Rumsfeld Makes Surprise Visit to Iraq

Defense Secretary Donald H. Rumsfeld (search) saw some of Iraq's security forces in action Friday as he shuttled around the country to view an array of Iraqi units and meet with U.S. and Iraqi commanders.

At Camp Victory outside of Baghdad, Rumsfeld watched an Iraqi counterterrorist team assault a compound in a demonstration that included live weapons fire, stun grenades and a squad of masked commandos rappelling from a helicopter.

"There's no question progress has been made," Rumsfeld said later of Iraqi forces. "The professionalism of these units is advancing."

In talks with soldiers, both Iraqi and American, Rumsfeld emphasized the importance of handing over security to Iraqi forces so American troops can come home. But he acknowledged that it takes time to train and equip the Iraqis.

"Once they have that confidence, that capacity and capability, our forces, coalition forces, will be able to go home," Rumsfeld told U.S. troops in Mosul in northern Iraq. "And go home with the honor you will have earned."
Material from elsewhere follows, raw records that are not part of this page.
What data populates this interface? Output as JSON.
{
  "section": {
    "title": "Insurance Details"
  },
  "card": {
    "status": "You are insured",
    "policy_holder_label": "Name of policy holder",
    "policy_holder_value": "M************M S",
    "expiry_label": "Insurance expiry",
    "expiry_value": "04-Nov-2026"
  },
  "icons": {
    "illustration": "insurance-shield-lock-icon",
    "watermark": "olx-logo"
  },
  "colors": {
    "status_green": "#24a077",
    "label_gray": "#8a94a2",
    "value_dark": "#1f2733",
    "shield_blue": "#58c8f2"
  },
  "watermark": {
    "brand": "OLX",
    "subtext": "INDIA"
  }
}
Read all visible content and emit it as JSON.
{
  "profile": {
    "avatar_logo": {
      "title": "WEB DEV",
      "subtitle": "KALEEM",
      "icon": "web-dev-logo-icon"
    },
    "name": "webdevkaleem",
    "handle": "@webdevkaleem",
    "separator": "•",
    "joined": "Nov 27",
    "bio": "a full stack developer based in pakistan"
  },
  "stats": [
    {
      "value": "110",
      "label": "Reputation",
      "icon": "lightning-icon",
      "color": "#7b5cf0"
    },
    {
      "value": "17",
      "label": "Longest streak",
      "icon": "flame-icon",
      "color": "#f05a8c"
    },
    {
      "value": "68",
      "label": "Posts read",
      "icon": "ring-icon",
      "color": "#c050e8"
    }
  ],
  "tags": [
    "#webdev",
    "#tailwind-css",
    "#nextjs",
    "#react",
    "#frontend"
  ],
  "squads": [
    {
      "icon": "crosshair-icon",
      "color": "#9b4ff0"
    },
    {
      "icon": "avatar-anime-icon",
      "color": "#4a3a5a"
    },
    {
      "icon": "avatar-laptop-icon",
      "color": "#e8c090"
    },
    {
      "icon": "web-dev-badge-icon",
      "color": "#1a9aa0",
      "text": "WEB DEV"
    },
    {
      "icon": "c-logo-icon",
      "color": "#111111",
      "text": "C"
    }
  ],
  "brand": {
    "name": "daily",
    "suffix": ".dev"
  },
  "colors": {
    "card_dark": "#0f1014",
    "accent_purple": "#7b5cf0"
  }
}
Ultimately, American forces can only help, he said. "It is the Iraqis who will have to over time defeat the insurgency."

Later Friday, with Rumsfeld watching a few feet away, members of Iraq's Emergency Response Team, a special police assault unit, fired AK-47s and sidearms at targets on a firing range outside of Baghdad.

After the demonstration, he told them, "If you all do your jobs well, you'll end up in a fine country with a bright future."
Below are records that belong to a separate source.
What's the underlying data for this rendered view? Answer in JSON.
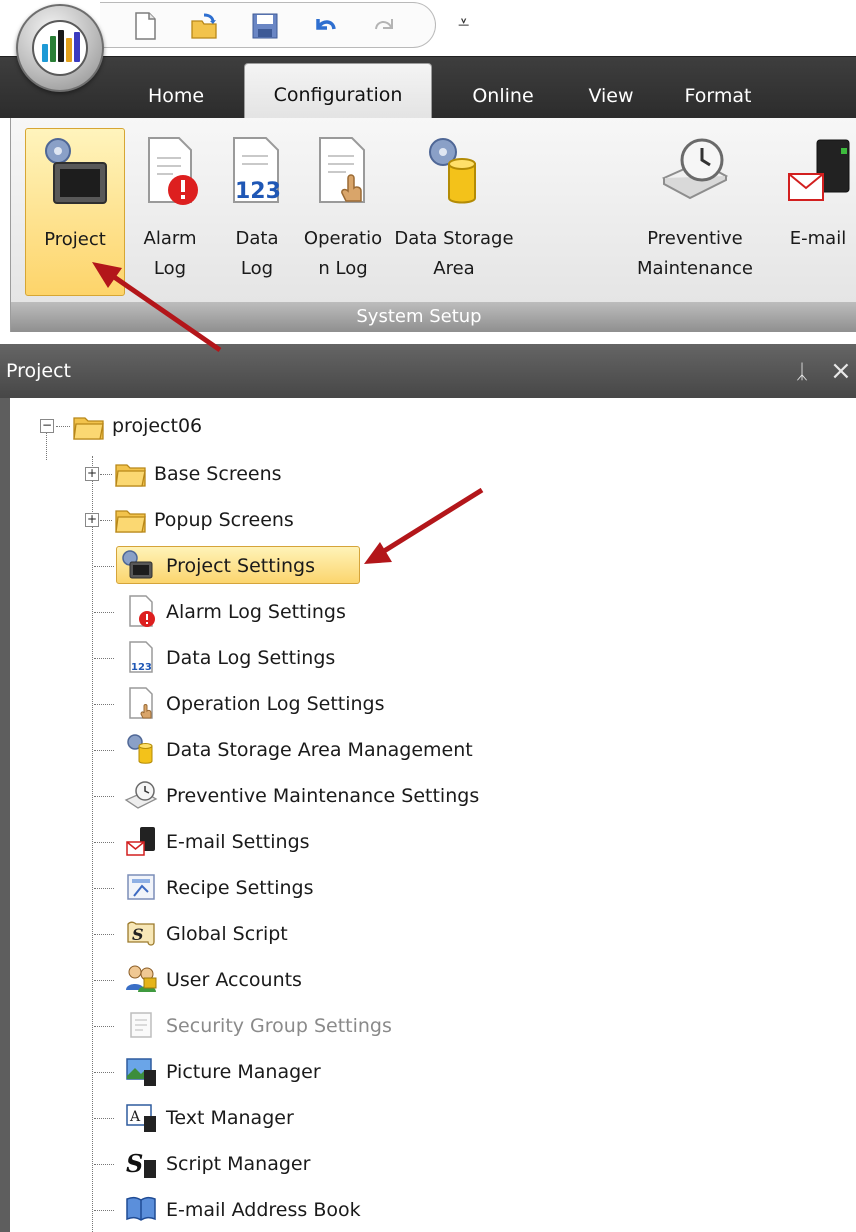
{
  "ribbon_tabs": [
    {
      "label": "Home"
    },
    {
      "label": "Configuration"
    },
    {
      "label": "Online"
    },
    {
      "label": "View"
    },
    {
      "label": "Format"
    }
  ],
  "ribbon": {
    "buttons": [
      {
        "label": "Project",
        "icon": "project-icon"
      },
      {
        "label": "Alarm Log",
        "line1": "Alarm",
        "line2": "Log",
        "icon": "alarm-log-icon"
      },
      {
        "label": "Data Log",
        "line1": "Data",
        "line2": "Log",
        "icon": "data-log-icon",
        "icon_text": "123"
      },
      {
        "label": "Operation Log",
        "line1": "Operatio",
        "line2": "n Log",
        "icon": "operation-log-icon"
      },
      {
        "label": "Data Storage Area",
        "line1": "Data Storage",
        "line2": "Area",
        "icon": "data-storage-icon"
      },
      {
        "label": "Preventive Maintenance",
        "line1": "Preventive",
        "line2": "Maintenance",
        "icon": "maintenance-clock-icon"
      },
      {
        "label": "E-mail",
        "icon": "email-icon"
      }
    ],
    "group_label": "System Setup"
  },
  "project_pane": {
    "title": "Project",
    "pin_glyph": "ᛣ",
    "close_glyph": "×",
    "root": {
      "label": "project06",
      "expander": "−"
    },
    "items": [
      {
        "label": "Base Screens",
        "expander": "+",
        "icon": "folder-icon"
      },
      {
        "label": "Popup Screens",
        "expander": "+",
        "icon": "folder-icon"
      },
      {
        "label": "Project Settings",
        "icon": "project-settings-icon",
        "selected": true
      },
      {
        "label": "Alarm Log Settings",
        "icon": "alarm-log-icon"
      },
      {
        "label": "Data Log Settings",
        "icon": "data-log-icon",
        "icon_text": "123"
      },
      {
        "label": "Operation Log Settings",
        "icon": "operation-log-icon"
      },
      {
        "label": "Data Storage Area Management",
        "icon": "data-storage-icon"
      },
      {
        "label": "Preventive Maintenance Settings",
        "icon": "maintenance-clock-icon"
      },
      {
        "label": "E-mail Settings",
        "icon": "email-icon"
      },
      {
        "label": "Recipe Settings",
        "icon": "recipe-icon"
      },
      {
        "label": "Global Script",
        "icon": "global-script-icon",
        "icon_text": "S"
      },
      {
        "label": "User Accounts",
        "icon": "user-accounts-icon"
      },
      {
        "label": "Security Group Settings",
        "icon": "security-group-icon",
        "disabled": true
      },
      {
        "label": "Picture Manager",
        "icon": "picture-manager-icon"
      },
      {
        "label": "Text Manager",
        "icon": "text-manager-icon",
        "icon_text": "A"
      },
      {
        "label": "Script Manager",
        "icon": "script-manager-icon",
        "icon_text": "S"
      },
      {
        "label": "E-mail Address Book",
        "icon": "address-book-icon"
      }
    ]
  },
  "colors": {
    "annotation_arrow": "#b3161a",
    "selection_fill": "#fbd56e",
    "tab_strip": "#353535",
    "folder": "#f2c34c"
  }
}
After a review of an Iraqi army unit, Lt. Gen. N. Abadi, Iraq's deputy chief of staff, told U.S. defense officials Iraq's military needed two things: more equipment, and time to get his forces trained.
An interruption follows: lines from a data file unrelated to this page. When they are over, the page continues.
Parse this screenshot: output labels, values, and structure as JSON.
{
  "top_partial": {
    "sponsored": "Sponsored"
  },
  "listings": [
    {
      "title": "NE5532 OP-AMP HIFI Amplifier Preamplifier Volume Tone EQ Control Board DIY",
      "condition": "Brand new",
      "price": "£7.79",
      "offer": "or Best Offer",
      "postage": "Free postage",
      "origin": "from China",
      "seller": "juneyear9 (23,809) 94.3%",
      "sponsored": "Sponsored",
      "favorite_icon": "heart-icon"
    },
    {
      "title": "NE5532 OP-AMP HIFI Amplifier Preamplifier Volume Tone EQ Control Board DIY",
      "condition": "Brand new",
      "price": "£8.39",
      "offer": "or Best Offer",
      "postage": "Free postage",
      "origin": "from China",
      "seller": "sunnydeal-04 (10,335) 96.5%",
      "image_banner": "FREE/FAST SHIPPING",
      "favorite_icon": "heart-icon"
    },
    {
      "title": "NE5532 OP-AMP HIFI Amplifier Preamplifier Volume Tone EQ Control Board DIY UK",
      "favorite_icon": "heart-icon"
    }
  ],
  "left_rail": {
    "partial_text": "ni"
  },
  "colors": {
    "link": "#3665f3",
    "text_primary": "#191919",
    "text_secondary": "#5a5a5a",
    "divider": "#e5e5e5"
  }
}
U.S. Lt. Gen. David Petraeus (search), chief of the effort to create independent Iraqi security forces, said Thursday at a NATO conference in Nice, France, that Iraqi military and police amounted to about 136,000 trained and equipped personnel. The goal is to reach 200,000 by Oct. 1, and ultimately create a force of 270,000 or more.

The forces run the gamut — from urban police officers and highway patrolmen to military special forces and counterterrorist operators.

About 40,000 of the troops are capable of deploying around Iraq and operating directly against he insurgency, Gen. Richard Myers (search), chairman of the Joint Chiefs of Staff, said recently. Other analysts put the figure of effective counterinsurgency fighters much lower.

American, British and other coalition forces are serving as trainers and advisers to Iraqi security personnel. U.S. generals are planning to enhance the program with additional advisers to assist various Iraqi units.

The Iraqi counterterrorist team Rumsfeld viewed in action Friday is one of Iraq's best, U.S. military officers said. It has been a part of many of the recent offensives against insurgent strongholds, and recently took down a large criminal operation outside of Baghdad.

However, hundreds of Iraqi security personnel have been killed in recent months, and others have quit, sometimes due to intimidation from insurgents. Defense officials say that some insurgents have also infiltrated the security forces.

Rumsfeld's first stop in Iraq Friday morning was a combat surgical hospital in Mosul in northern Iraq, where he spoke briefly with Sgt. Sean Ferguson, a California native with the 25th Infantry Division who was recovering from a gunshot wound in his hand. He had been hit by a sniper the day before; for it, he received his second Purple Heart.

He also gave the Army Commendation Medal to a group of American and Iraqi soldiers during a ceremony.

He then met with Duraid Kashmoula, governor of Niveneh province, and quizzed him and other Iraqi officials on the elections there. In Baghdad, he met with President Ayad Allawi (search).

Rumsfeld is the most senior U.S. government official to visit Iraq since the Jan. 30 election. While marred by violence in some places, and less-than-hoped-for turnout among Sunnis in others, U.S. and Iraqi officials have generally declared it a success in that millions voted without incident.

Gen. George Casey Jr., who commands all coalition forces in Iraq, said in a press conference that the number of attacks in Iraq has dropped to 60 a day since the elections.